Which side do AI and Quantum Computing stand—defence or offence?

AI and quantum computing are reshaping the future of cyber resilience, making it difficult to define them strictly as tools of offence or defence. Their dual nature presents both a growing threat and a powerful opportunity, depending on who controls them and how they are applied.

AI is already embedded in the offensive playbook of threat actors. AI agents can independently scan environments, uncover vulnerabilities, and adapt in real time, reducing the window defenders must react to. These autonomous, self-optimising threats represent a fundamental shift, rendering traditional rule-based defences inadequate. On the other hand, AI is also strengthening cyber resilience by enhancing threat detection, streamlining incident response, and driving automation across recovery processes. The key question is not which side AI serves, but whether enterprises are prepared to deploy it securely, responsibly, and effectively.

Meanwhile, quantum computing poses a long-term risk. Its ability to break current encryption standards threatens data confidentiality, particularly for sectors that manage long-term sensitive information. Platforms supporting post-quantum encryption, such as Kyber and HQC, paired with AI-driven threat detection, are helping businesses stay ahead. Commvault, for instance, has integrated post-quantum readiness into its data protection architecture while boosting proactive threat visibility through tools like ThreatWise.

Why does resilience matter so much for start-ups? What are they doing right/wrong here?

Startups operate in a space that offers both a head start and harsh realities. Built to move fast and scale quickly, they are typically digital-first, cloud-native, and heavily reliant on SaaS platforms to power everything from operations to customer experience. While this fuels agility, it also leaves little margin for error.

Elaborate.

In today’s cloud-powered world, where data underpins every function, resilience must be built in from the start and not treated as an afterthought. Many startups are on the right track here. Free from legacy infrastructure, they have the advantage of embedding cyber resilience directly into modern architectures using automation, secure-by-design practices, and scalable cloud environments.

The challenge lies in prioritisation. Too often, resilience is treated as a compliance task or deferred until an incident forces action. Unlike large enterprises, startups rarely get a second chance. A ransomware attack or prolonged downtime can derail business continuity and destroy customer trust completely.

Going forward, what strategies should enterprises adopt to embed resilience into their core operating model?

Rising digital complexity demands that resilience evolve from a technical function to a core business capability. Recovery cannot remain a reactive function, it must be designed into how the organisation operates, enabling a proactive and coordinated response to disruption.

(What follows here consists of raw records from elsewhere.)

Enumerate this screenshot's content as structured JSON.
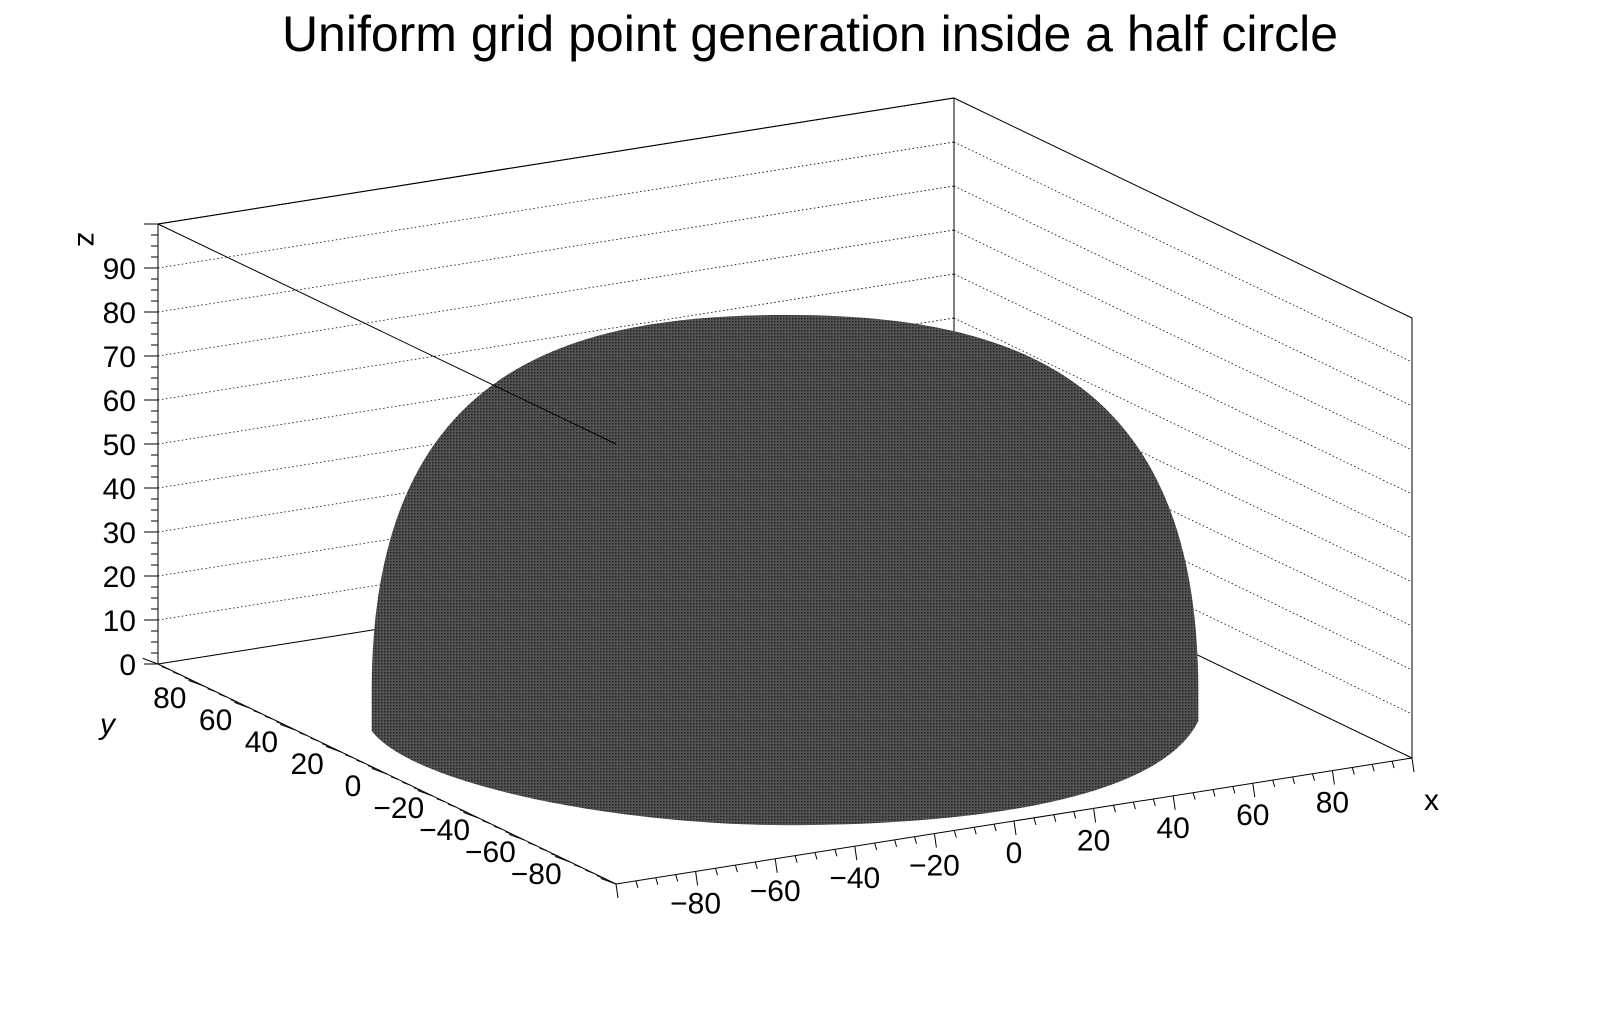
{
  "chart_data": {
    "type": "scatter",
    "title": "Uniform grid point generation inside a half circle",
    "xlabel": "x",
    "ylabel": "y",
    "zlabel": "z",
    "xlim": [
      -100,
      100
    ],
    "ylim": [
      -100,
      100
    ],
    "zlim": [
      0,
      100
    ],
    "x_ticks": [
      -80,
      -60,
      -40,
      -20,
      0,
      20,
      40,
      60,
      80
    ],
    "y_ticks": [
      -80,
      -60,
      -40,
      -20,
      0,
      20,
      40,
      60,
      80
    ],
    "z_ticks": [
      0,
      10,
      20,
      30,
      40,
      50,
      60,
      70,
      80,
      90
    ],
    "x_tick_labels": [
      "−80",
      "−60",
      "−40",
      "−20",
      "0",
      "20",
      "40",
      "60",
      "80"
    ],
    "y_tick_labels": [
      "−80",
      "−60",
      "−40",
      "−20",
      "0",
      "20",
      "40",
      "60",
      "80"
    ],
    "z_tick_labels": [
      "0",
      "10",
      "20",
      "30",
      "40",
      "50",
      "60",
      "70",
      "80",
      "90"
    ],
    "radius": 90,
    "grid_z": true,
    "marker_color": "#000000",
    "fill_color": "#444444"
  }
}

A fundamental shift involves moving from full-environment recovery to adopting an MVC strategy. MVC enables organisations to operate through disruption, with a blueprint to sustain critical functions under pressure. It drives alignment between business and IT on what must stay running to prevent paralysis. In a landscape where downtime is costly and reputational risk is high, MVC provides a tested framework to maintain continuity and control.

Additionally, resilience must be sustained and proactive. Organisations, particularly digital-native enterprises, must institutionalise recovery testing, automation, and threat-informed preparedness. Capabilities such as Cleanroom Recovery, immutable storage, and SaaS-native protection are essential, given the distributed nature of modern IT across hybrid, multi-cloud, and edge environments.